Der Beklagte wies den Widerspruch mit Bescheid vom 00.00.00 zurück. Zur Begründung führte er unter Hinweis auf das Urteil des OVG Nordrhein-Westfalen vom 01.03.2004, 12 A 3543/01, sowie auf die Durchführungshinweise der Bezirksregierung Köln aus, Familienangehörige i.S.d. § 7 Abs. 1 Satz 1 AsylbLG seien alle "Mitglieder der Großfamilie".

Hiergegen richtet sich die am 00.00.00 erhobene Klage.

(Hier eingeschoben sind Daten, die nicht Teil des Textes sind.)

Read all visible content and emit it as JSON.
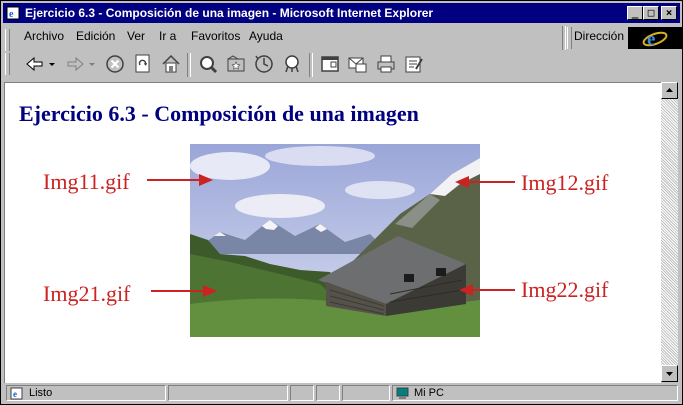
{
  "window": {
    "title": "Ejercicio 6.3 - Composición de una imagen - Microsoft Internet Explorer",
    "minimize": "_",
    "maximize": "□",
    "close": "×"
  },
  "menu": {
    "items": [
      {
        "label": "Archivo"
      },
      {
        "label": "Edición"
      },
      {
        "label": "Ver"
      },
      {
        "label": "Ir a"
      },
      {
        "label": "Favoritos"
      },
      {
        "label": "Ayuda"
      }
    ],
    "address_label": "Dirección"
  },
  "toolbar": {
    "icons": [
      "back-icon",
      "forward-icon",
      "stop-icon",
      "refresh-icon",
      "home-icon",
      "search-icon",
      "favorites-icon",
      "history-icon",
      "channels-icon",
      "fullscreen-icon",
      "mail-icon",
      "print-icon",
      "edit-icon"
    ]
  },
  "page": {
    "heading": "Ejercicio 6.3 - Composición de una imagen",
    "labels": {
      "top_left": "Img11.gif",
      "top_right": "Img12.gif",
      "bottom_left": "Img21.gif",
      "bottom_right": "Img22.gif"
    }
  },
  "status": {
    "text": "Listo",
    "zone": "Mi PC"
  },
  "colors": {
    "titlebar": "#000080",
    "heading": "#000080",
    "labels": "#cc2222"
  }
}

Die Klägerinnen beantragen,

den Beklagten unter Aufhebung des Bescheides vom 00.00.00 in der Fassung des Widerspruchsbescheides vom 00.00.00 zu verurteilen, ihnen Leistungen nach dem Asylbewerberleistungsgesetz ohne Berücksichtigung der Einkommens- und Vermögensverhältnisse der Eheleute M und M sowie deren Kindern zu zahlen.

Der Beklagte beantragt,

die Klage abzuweisen.

Die Beteiligten bleiben bei ihrer Auffassung und haben sich mit einer Entscheidung ohne mündliche Verhandlung einverstanden erklärt.

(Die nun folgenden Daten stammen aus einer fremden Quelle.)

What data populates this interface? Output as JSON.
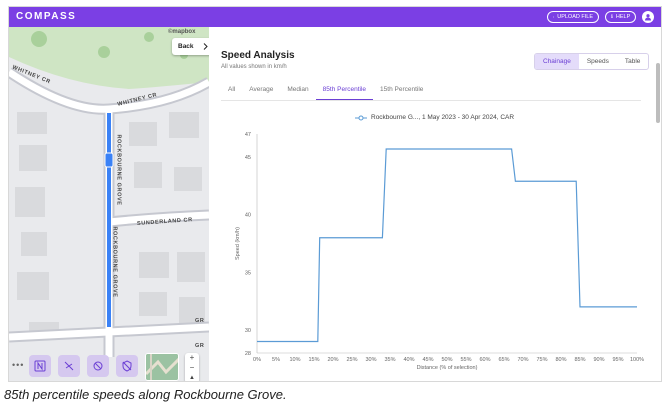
{
  "app": {
    "logo": "COMPASS",
    "upload_label": "UPLOAD FILE",
    "help_label": "HELP",
    "accent": "#7b3fe4"
  },
  "map": {
    "back_label": "Back",
    "attribution": "©mapbox",
    "streets": {
      "whitney_upper": "WHITNEY CR",
      "whitney_lower": "WHITNEY CR",
      "rockbourne_upper": "ROCKBOURNE GROVE",
      "rockbourne_lower": "ROCKBOURNE GROVE",
      "sunderland": "SUNDERLAND CR",
      "gr_upper": "GR",
      "gr_lower": "GR"
    },
    "route_color": "#3b82f6"
  },
  "panel": {
    "title": "Speed Analysis",
    "subtitle": "All values shown in km/h",
    "view_toggle": [
      "Chainage",
      "Speeds",
      "Table"
    ],
    "active_view": "Chainage",
    "tabs": [
      "All",
      "Average",
      "Median",
      "85th Percentile",
      "15th Percentile"
    ],
    "active_tab": "85th Percentile"
  },
  "chart_data": {
    "type": "line",
    "title": "",
    "series": [
      {
        "name": "Rockbourne G..., 1 May 2023 - 30 Apr 2024, CAR",
        "color": "#5b9bd5",
        "step": true,
        "x": [
          0,
          16,
          16.5,
          33,
          34,
          67,
          68,
          84,
          85,
          100
        ],
        "y": [
          29.0,
          29.0,
          38.0,
          38.0,
          45.7,
          45.7,
          42.9,
          42.9,
          32.0,
          32.0
        ]
      }
    ],
    "xlabel": "Distance (% of selection)",
    "ylabel": "Speed (km/h)",
    "xlim": [
      0,
      100
    ],
    "ylim": [
      28,
      47
    ],
    "x_ticks": [
      "0%",
      "5%",
      "10%",
      "15%",
      "20%",
      "25%",
      "30%",
      "35%",
      "40%",
      "45%",
      "50%",
      "55%",
      "60%",
      "65%",
      "70%",
      "75%",
      "80%",
      "85%",
      "90%",
      "95%",
      "100%"
    ],
    "y_ticks": [
      28,
      30,
      35,
      40,
      45,
      47
    ],
    "grid": false
  },
  "caption": "85th percentile speeds along Rockbourne Grove."
}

Hinsichtlich der weiteren Einzelheiten des Sach- und Streitstandes wird auf die gewechselten Schriftsätze und die übrige Gerichtsakte sowie die beigezogenen Verwaltungsakten des Beklagten und der Beigeladenen, deren wesentlicher Inhalt Gegenstand der mündlichen Verhandlung gewesen ist, verwiesen.

 

Entscheidungsgründe

Das Gericht konnte mit dem Einverständnis der Beteiligten ohne mündliche Verhandlung entscheiden, § 124 Abs. 2 Sozialgerichtsgesetz (SGG).

Die zulässige Klage ist begründet. Die Klägerinnen sind durch die angegriffenen Entscheidungen beschwert i.S.d. § 54 Abs. 2 Satz 1 SGG, denn sie haben Anspruch auf Leistungen nach dem AsylbLG ungeachtet der Einkommens- und Vermögensverhältnisse der übrigen (derzeitigen) Haushaltsangehörigen.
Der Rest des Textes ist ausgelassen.